15.8.22

Monólogo (short stories #399)

Moderat, “Les Grandes Marches” (live), in https://www.youtube.com/watch?v=0E-HnBUGWEw

          Procuro um lugar para o empréstimo de identidade. Não é ensimesmar; cuido apenas do elevado estatuto da exigência, que começa por dentro de mim. Colho almadamente as sementes que se avivam no fiorde onde o sol se renova. Embebo as palavras no avulso dos poemas que se ungem na memória. Se não recuso os dias fortuitos, por que hei de protestar as constelações de onde procede a luz proverbial? Serão os jardins, os rios que esculpem o caudal entre as rochas obstinadas, as pessoas militantemente anónimas que superam qualquer notável sem se ficar a saber, as pontes que são o estuque dos diferentes lugares, os rostos avinagrados pelas rugas, a idade sem bilhete de identidade, os lugares desconhecidos que perdem essa linhagem, as diferentes camas de hotel que já foram hospedaria de sabe-se lá que gente – tudo amontoado num arquivo de memórias do futuro, como se na exiguidade da tela fosse possível desenhar a inteireza da constelação dos sentidos que desfilam na passadeira do tempo.
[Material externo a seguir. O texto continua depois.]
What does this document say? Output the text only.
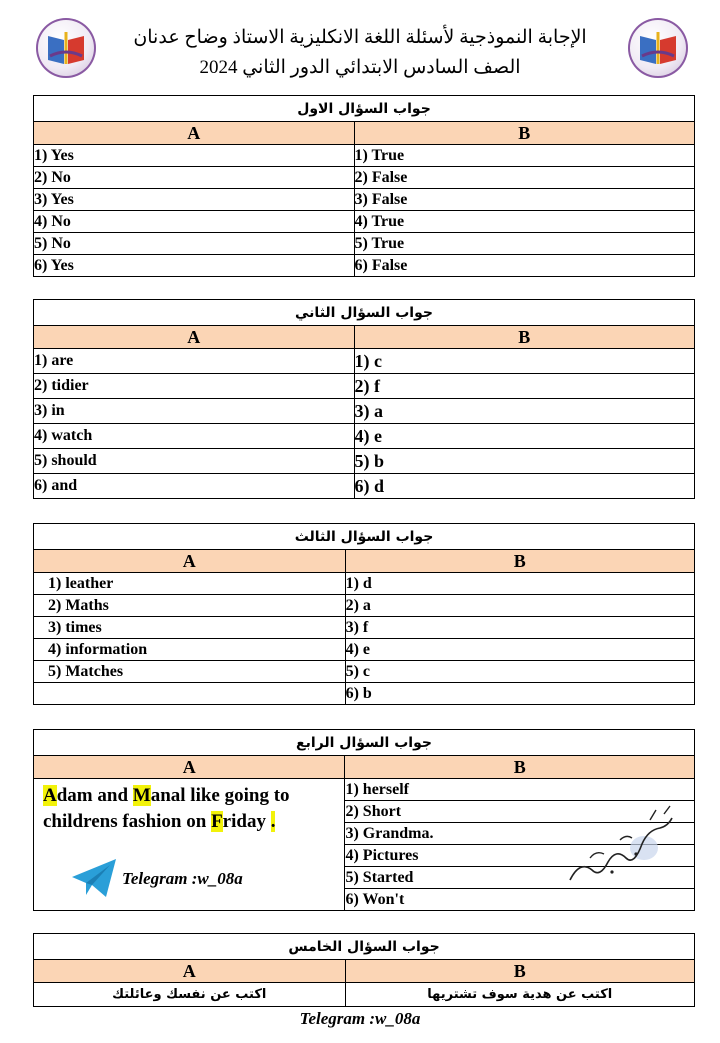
الإجابة النموذجية لأسئلة اللغة الانكليزية الاستاذ وضاح عدنان
الصف السادس الابتدائي الدور الثاني 2024
جواب السؤال الاول	
A	B
1) Yes	1) True
2) No	2) False
3) Yes	3) False
4) No	4) True
5) No	5) True
6) Yes	6) False
جواب السؤال الثاني	
A	B
1) are	1) c
2) tidier	2) f
3) in	3) a
4) watch	4) e
5) should	5) b
6) and	6) d
جواب السؤال الثالث	
A	B
1) leather	1) d
2) Maths	2) a
3) times	3) f
4) information	4) e
5) Matches	5) c
	6) b
جواب السؤال الرابع	
A	B

Adam and Manal like going to
childrens fashion on Friday .
Telegram :w_08a	1) herself
	2) Short
	3) Grandma.
	4) Pictures
	5) Started
	6) Won't
جواب السؤال الخامس	
A	B
اكتب عن نفسك وعائلتك	اكتب عن هدية سوف تشتريها
Telegram :w_08a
E penso: todos aqueles fragmentos, e muitos outros que seriam inventariados por outras pessoas, são a cidade em que medra tanta a gente que a habita. Não há originalidade no esboço. Não há, porventura, originalidade na idiossincrasia que me desidentifica com as possíveis pertenças. Os efeitos banais dos dias sucessivos acumulam-se na pele que é atravessada pela dissipação em forma de rugas. O pressentimento da decadência é um vulto que esbraceja, como bandeira bandida que não cessa de transgredir o olhar forçado a deixar de ser servilmente inquisitório. A transfiguração é o modo de fazer acontecer vida. Desestimá-lo é uma ilusão que se consome no dorso do fingimento. Envelhecer não é um custo; é o preço de sabermos que fomos admitidos a esse cais. Ao menos, a música resiste ao insidioso apelo da decadência.